When the trial judge instructs the jury that certain evidence introduced is withdrawn, and they shall not consider it in their deliberations, the admission of such evidence will not be held for error. Ferebee v. R. R., 167 N. C., 290; Raulf v. Light Co., 176 N. C., 691.

The third group of assignments of error are to the admission in evidence, over objection, of the testimony of a witness as to what is meant in football parlance by “kneed him.” If this evidence was not stricken out by the court it was rendered meaningless and harmless by the striking out of the evidence as to the insured’s statement as to being kneed, and these assignments cannot be held for reversible error.

The appellant assigns as error the admission in evidence, over objection, of testimony of a witness to the effect that the insured said a short time before he died, “If I ever play in a football game again, I hope somebody kicks me.” This testimony was by the same witness who testified as to insured’s statements relative to having been “kneed” and “struck on the chest” and with the latter, testimony being stricken from the record the former was rendered meaningless and harmless.

The appellant’s assignments of error which relate to the hypothetical question propounded to and answered by an expert witness, a physician, are untenable.
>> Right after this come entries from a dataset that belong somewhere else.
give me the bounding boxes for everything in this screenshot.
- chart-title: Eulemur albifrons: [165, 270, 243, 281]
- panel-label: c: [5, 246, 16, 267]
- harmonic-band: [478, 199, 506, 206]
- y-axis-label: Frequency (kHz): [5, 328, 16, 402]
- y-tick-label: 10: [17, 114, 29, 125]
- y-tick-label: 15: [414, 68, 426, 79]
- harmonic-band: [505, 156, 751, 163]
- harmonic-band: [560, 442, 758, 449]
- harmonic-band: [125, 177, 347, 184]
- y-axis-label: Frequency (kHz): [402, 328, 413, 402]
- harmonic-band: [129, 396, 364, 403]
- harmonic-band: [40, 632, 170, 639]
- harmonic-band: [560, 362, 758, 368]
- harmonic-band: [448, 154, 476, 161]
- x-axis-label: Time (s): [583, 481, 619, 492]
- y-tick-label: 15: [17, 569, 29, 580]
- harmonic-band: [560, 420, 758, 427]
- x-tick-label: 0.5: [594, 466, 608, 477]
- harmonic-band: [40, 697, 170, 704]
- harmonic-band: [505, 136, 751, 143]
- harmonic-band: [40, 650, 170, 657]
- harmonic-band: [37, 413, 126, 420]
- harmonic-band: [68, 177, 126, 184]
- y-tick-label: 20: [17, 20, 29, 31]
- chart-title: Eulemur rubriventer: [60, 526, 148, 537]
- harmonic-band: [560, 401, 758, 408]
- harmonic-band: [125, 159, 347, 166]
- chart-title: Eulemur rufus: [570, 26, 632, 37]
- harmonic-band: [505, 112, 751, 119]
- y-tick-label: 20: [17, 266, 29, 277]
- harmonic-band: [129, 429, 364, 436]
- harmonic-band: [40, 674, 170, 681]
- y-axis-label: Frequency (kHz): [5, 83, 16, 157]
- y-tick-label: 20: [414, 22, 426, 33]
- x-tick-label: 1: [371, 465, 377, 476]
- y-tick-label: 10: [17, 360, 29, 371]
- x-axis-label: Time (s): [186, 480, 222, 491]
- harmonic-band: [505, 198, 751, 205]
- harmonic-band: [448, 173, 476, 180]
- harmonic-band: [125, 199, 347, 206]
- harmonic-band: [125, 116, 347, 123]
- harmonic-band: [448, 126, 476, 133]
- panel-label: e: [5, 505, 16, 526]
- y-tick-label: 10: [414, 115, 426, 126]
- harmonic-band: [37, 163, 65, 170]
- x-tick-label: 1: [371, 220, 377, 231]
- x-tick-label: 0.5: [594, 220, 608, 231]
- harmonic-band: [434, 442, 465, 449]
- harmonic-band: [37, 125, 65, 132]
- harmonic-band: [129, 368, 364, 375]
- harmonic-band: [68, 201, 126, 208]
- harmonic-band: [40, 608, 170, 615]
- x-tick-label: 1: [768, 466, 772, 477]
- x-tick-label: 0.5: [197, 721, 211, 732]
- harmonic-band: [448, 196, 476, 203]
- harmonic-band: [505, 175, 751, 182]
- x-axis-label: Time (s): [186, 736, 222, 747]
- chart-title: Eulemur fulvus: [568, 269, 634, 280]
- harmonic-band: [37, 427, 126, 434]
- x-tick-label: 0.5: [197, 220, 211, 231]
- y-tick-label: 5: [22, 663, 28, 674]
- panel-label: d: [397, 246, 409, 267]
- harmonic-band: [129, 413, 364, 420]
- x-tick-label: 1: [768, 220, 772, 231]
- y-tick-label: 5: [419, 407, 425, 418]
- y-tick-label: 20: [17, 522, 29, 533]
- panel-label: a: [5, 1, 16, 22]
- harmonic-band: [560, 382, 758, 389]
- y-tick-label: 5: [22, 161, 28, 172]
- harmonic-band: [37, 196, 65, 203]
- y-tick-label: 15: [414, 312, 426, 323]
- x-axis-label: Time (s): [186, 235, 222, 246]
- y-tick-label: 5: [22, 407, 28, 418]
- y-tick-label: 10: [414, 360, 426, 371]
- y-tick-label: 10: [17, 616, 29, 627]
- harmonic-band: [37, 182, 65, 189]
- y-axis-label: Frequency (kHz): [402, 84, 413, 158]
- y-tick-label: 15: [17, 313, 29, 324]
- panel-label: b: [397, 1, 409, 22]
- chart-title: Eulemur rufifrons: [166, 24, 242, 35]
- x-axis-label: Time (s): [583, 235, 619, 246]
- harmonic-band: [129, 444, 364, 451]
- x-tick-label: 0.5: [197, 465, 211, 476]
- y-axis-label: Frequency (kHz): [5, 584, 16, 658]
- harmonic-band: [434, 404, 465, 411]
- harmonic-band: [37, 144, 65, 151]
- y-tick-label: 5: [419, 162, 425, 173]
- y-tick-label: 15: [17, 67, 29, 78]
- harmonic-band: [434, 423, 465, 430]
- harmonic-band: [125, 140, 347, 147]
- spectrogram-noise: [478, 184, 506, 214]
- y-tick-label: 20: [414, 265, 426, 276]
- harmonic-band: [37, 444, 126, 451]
While the evidence was conflicting, there was evidence upon which to base the hypothesis that the insured “received a blow by reason of an opposing player falling upon him while he was on his back and that he was assisted from the field, and did not play any more during the game.” While the witness’ answer to the hypothetical question manifests some hesitancy, it is to the effect that the embolus, which he had theretofore testified he had found, upon an autopsy, to have caused the insured’s death, was, in his opinion, due to a blow received in a football game.

The case was submitted to the jury upon a charge to which no exceptions were taken. There was no demurrer to the evidence. We find no prejudicial error in the ruling of the court upon the admission of the evidence. The judgment therefore must be affirmed.

No error.

BaRNhill, J., dissents.

Seawell, J., took no part in the consideration or decision of this case.